A spokesman for Carlyle said: “Esken is financially distressed and is not in a position to support the airport’s full recovery and growth nor execute an orderly sale of the airport. “As an experienced investor in and operator of airports around the world Carlyle believes in, and is committed to, the future of Southend Airport and understands its importance to airlines, passengers, employees and the local community. We have made numerous proposals to Esken and the airport to secure the airport’s long-term future, and look forward to stable ownership of the airport by an experienced and financially strong entity.”

The loan is classed as ‘convertible’, which is a form of debt that can be transformed into company shares under certain conditions, which in this instance would represent a 30% equity stake in the airport.

A spokesman for Esken said: “Esken believes that any such acceleration would have significant adverse implications for LSA…as it would be value destructive for all stakeholders, including CGI itself. Esken is disappointed that CGI has chosen to take this action based on purported technical defaults, as Esken had viewed CGI as a long-term partner in the continued development of the airport.”

Esken and LSA will be engaging with CGI to resolve the present issues. “LSA is an attractive strategic airport asset in the medium term as aviation markets and the airport continues to recover from the unprecedented effects of the COVID-19 pandemic. The board of Esken believes that there is considerable value in the LSA business and continues to support its liquidity needs in line with the recovery plan. As a result, LSA continues to meet its obligations as they fall due.

As previously announced, Esken is making good progress in addressing the maturity and terms of the Exchangeable Bond and towards the sale of its non-core assets. In addition, Esken continues to focus on seeking a new owner for LSA, with a view to crystallising shareholder value through securing the right long term partner, which recognises the inherent strategic opportunity and is best placed to support future growth.
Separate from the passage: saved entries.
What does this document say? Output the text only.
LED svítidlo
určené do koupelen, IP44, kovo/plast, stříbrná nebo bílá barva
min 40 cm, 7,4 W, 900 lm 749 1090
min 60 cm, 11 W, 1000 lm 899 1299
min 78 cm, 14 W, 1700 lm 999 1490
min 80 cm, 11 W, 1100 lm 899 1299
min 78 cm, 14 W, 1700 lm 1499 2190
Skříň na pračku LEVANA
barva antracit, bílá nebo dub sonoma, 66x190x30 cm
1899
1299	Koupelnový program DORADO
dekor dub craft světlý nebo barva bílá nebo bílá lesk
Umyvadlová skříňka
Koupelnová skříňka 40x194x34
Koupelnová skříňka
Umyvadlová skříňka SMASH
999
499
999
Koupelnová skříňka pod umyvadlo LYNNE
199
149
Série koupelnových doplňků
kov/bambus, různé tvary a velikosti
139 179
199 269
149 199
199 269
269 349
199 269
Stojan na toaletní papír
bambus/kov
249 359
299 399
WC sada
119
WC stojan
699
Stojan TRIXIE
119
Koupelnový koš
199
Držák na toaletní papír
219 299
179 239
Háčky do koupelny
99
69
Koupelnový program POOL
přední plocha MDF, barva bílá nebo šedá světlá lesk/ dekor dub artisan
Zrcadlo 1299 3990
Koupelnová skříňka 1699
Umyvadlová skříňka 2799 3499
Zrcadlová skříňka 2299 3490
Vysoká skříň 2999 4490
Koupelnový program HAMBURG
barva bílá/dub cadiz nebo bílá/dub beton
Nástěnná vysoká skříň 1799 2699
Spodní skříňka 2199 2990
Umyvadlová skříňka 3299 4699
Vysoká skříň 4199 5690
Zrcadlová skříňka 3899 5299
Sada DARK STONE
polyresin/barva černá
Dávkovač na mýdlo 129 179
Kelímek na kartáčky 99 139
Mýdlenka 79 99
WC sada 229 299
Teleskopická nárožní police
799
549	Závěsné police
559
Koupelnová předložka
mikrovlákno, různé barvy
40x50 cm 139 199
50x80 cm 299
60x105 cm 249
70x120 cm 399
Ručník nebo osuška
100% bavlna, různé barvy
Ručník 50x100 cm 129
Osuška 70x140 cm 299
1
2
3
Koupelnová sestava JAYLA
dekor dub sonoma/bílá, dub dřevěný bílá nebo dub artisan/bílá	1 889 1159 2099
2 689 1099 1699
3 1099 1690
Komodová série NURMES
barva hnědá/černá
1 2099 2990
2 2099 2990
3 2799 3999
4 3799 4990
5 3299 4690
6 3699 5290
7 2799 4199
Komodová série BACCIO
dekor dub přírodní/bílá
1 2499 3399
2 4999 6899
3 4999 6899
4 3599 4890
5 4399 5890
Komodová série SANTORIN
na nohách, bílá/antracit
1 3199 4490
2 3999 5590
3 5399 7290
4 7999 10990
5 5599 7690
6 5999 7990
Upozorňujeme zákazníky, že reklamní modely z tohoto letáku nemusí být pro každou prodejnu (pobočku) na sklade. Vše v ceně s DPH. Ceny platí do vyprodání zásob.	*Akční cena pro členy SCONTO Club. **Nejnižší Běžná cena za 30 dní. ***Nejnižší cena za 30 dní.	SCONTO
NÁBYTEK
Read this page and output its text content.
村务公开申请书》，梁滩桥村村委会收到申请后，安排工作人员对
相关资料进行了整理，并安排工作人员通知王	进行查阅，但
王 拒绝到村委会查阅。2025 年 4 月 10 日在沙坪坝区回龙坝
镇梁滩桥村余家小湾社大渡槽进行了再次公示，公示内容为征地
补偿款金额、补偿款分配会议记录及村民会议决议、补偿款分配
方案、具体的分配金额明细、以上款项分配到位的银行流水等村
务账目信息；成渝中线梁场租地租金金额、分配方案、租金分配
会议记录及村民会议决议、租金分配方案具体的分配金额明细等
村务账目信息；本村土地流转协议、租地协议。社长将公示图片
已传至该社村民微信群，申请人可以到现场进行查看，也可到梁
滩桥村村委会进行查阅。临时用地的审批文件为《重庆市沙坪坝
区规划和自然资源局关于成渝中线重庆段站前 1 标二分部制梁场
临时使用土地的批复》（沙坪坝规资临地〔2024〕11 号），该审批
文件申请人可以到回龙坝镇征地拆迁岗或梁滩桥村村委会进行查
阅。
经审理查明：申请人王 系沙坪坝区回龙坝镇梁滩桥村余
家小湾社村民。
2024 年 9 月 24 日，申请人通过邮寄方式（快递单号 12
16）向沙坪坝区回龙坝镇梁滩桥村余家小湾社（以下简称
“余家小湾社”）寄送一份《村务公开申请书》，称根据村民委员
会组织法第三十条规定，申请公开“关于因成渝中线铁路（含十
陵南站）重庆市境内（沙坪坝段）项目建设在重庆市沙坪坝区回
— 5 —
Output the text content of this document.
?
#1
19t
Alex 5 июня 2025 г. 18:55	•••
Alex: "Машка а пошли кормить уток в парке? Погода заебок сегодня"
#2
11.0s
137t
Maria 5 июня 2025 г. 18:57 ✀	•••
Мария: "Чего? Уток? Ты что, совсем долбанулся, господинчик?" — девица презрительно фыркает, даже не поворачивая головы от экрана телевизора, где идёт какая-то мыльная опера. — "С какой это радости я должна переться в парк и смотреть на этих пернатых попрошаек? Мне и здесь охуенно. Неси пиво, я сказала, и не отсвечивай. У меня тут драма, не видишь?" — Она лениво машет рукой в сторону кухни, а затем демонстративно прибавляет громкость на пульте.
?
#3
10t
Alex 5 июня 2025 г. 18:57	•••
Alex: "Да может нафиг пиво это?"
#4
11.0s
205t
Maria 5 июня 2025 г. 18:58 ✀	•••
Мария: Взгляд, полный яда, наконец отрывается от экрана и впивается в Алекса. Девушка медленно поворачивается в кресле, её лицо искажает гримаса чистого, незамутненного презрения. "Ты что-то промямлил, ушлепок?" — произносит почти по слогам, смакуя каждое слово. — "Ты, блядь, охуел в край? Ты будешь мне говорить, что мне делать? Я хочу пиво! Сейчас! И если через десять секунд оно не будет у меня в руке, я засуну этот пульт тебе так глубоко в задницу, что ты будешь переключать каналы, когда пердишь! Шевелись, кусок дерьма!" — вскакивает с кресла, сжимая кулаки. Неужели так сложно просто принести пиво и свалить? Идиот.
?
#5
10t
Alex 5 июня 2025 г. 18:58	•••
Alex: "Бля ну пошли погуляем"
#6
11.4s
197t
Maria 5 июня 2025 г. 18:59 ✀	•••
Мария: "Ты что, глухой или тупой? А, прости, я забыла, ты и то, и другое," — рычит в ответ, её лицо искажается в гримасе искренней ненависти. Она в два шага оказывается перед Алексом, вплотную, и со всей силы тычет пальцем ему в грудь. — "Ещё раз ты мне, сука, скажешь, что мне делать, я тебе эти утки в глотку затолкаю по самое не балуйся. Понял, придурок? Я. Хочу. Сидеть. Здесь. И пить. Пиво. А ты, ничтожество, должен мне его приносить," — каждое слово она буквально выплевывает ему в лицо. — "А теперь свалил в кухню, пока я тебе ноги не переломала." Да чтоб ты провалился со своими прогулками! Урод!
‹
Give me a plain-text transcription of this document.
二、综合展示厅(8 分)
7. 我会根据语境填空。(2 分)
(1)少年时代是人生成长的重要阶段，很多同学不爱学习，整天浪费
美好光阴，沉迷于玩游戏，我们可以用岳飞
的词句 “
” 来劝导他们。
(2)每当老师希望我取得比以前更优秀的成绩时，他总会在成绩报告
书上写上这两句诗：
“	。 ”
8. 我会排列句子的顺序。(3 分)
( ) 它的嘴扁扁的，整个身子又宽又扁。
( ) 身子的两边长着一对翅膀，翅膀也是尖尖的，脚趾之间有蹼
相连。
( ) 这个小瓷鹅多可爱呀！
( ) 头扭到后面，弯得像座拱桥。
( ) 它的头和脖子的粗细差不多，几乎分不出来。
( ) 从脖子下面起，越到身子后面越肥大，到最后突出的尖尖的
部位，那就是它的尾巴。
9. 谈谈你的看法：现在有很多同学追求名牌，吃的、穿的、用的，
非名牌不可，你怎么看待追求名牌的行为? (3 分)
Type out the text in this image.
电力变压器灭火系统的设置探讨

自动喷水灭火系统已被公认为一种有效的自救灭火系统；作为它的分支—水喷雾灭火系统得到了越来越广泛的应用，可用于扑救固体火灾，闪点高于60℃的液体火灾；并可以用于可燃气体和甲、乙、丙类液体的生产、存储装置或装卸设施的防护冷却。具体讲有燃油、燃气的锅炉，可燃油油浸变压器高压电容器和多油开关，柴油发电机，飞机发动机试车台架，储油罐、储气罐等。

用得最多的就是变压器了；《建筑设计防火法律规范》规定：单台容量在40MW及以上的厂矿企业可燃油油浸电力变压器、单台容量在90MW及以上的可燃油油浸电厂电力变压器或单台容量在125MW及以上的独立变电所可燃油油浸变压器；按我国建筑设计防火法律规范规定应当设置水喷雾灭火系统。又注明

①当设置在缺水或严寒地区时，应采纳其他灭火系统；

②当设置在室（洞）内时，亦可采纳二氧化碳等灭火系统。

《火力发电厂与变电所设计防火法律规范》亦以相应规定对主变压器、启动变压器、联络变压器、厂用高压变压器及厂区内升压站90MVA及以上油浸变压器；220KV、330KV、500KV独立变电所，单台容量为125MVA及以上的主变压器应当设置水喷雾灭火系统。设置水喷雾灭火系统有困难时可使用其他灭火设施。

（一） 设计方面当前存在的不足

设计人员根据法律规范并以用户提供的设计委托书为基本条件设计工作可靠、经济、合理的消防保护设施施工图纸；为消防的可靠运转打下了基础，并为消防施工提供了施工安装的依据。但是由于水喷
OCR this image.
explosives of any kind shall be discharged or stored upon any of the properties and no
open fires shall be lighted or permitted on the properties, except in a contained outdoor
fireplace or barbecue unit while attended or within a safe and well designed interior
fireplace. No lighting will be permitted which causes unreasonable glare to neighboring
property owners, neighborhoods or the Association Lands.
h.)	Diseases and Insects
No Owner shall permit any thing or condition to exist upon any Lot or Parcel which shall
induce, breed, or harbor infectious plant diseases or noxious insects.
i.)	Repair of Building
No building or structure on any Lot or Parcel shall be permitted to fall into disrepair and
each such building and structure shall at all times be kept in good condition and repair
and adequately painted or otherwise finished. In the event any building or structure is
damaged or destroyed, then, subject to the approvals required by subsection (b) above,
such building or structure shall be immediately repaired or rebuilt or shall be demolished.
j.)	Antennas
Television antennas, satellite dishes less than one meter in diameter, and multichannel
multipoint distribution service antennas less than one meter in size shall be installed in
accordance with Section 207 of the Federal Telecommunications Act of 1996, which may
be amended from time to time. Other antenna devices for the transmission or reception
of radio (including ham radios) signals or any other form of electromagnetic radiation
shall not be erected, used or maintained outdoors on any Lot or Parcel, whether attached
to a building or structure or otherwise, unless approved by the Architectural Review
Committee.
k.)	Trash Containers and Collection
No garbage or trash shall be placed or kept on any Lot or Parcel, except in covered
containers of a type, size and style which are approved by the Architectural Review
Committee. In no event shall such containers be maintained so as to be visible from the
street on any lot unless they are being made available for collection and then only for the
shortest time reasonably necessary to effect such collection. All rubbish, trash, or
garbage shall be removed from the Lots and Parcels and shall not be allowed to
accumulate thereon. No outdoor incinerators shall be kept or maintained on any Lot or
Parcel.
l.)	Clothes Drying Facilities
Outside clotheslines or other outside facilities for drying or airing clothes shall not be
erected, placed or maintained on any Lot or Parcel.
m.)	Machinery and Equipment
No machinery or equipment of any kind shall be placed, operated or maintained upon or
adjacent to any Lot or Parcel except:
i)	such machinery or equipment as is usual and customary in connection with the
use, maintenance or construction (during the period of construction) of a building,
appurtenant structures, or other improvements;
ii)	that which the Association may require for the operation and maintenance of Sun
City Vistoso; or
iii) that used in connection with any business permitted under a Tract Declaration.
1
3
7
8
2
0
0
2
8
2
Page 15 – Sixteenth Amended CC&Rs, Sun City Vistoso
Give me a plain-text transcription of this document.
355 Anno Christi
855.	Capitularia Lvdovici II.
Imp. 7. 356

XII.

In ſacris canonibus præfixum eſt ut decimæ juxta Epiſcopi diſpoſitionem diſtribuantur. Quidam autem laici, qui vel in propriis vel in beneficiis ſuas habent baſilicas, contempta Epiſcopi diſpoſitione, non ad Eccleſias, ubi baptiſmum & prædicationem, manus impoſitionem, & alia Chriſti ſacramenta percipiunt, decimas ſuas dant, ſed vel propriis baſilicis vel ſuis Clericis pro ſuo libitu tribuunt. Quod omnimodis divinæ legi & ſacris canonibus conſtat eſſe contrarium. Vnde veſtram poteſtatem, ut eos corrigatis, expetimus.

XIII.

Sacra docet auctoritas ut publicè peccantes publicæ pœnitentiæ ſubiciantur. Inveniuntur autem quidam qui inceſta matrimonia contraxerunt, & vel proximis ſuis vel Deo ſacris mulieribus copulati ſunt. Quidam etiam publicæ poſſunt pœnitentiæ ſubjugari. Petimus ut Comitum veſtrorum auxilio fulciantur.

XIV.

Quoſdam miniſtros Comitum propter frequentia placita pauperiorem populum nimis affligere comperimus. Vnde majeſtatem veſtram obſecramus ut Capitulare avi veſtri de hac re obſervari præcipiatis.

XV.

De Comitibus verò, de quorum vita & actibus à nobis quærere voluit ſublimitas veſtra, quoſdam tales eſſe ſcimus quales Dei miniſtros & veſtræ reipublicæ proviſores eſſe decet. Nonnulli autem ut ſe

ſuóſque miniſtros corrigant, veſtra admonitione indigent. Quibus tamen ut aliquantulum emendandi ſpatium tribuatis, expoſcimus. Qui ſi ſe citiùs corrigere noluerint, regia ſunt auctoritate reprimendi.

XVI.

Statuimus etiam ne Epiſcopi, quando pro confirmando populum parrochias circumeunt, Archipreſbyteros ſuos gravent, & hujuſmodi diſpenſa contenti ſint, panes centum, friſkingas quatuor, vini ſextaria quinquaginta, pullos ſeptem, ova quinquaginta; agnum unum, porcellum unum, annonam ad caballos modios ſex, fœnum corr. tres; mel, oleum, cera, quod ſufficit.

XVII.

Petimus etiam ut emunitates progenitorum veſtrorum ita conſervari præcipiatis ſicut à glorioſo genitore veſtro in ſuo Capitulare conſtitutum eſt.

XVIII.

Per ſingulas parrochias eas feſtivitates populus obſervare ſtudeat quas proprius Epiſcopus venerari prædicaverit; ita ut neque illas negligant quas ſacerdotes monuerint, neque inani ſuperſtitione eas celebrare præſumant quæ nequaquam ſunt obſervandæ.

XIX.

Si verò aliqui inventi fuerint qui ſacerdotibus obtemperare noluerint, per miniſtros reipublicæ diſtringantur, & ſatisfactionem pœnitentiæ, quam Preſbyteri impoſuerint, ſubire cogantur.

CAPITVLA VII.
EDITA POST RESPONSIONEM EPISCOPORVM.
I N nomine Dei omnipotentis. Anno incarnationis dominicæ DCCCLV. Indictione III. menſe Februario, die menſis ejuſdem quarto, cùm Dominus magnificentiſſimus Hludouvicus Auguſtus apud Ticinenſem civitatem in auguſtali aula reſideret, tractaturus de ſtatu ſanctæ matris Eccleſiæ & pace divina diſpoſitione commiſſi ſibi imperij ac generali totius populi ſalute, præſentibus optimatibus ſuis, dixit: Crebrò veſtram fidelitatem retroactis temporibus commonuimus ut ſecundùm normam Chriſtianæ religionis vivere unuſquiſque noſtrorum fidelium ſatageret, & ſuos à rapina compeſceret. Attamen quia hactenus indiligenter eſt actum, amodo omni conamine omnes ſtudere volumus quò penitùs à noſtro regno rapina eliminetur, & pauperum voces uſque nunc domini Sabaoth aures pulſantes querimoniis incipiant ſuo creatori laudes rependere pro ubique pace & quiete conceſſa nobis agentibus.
A successful outcome to the sale process would in any event repay the convertible loan instrument ahead of its maturity date.”

Airline activity at the airport meantime remains relatively quiet with easyJet being the only airline offering scheduled services on LSA’s winter programme. The airline is operating limited routes from LSA to Amsterdam, Alicante, Geneva, Grenoble and Paris.

From 25 March 2024, LSA has announced that AeroItalia will also start using the airport, operating six flights per week to Milan, but this new route, coupled with easyJet’s services, still represents just a fraction of LSA’s potential operational capacity.

While the airport continues to struggle to attract much interest from airlines, GA activity at the airport meantime remains busy.

The airport is home to two flight schools – Southend Flying Club and Seawing Flying Club. The airport has also periodically offered discounted instrument approach and landing rates to other schools wishing to use the airport for training.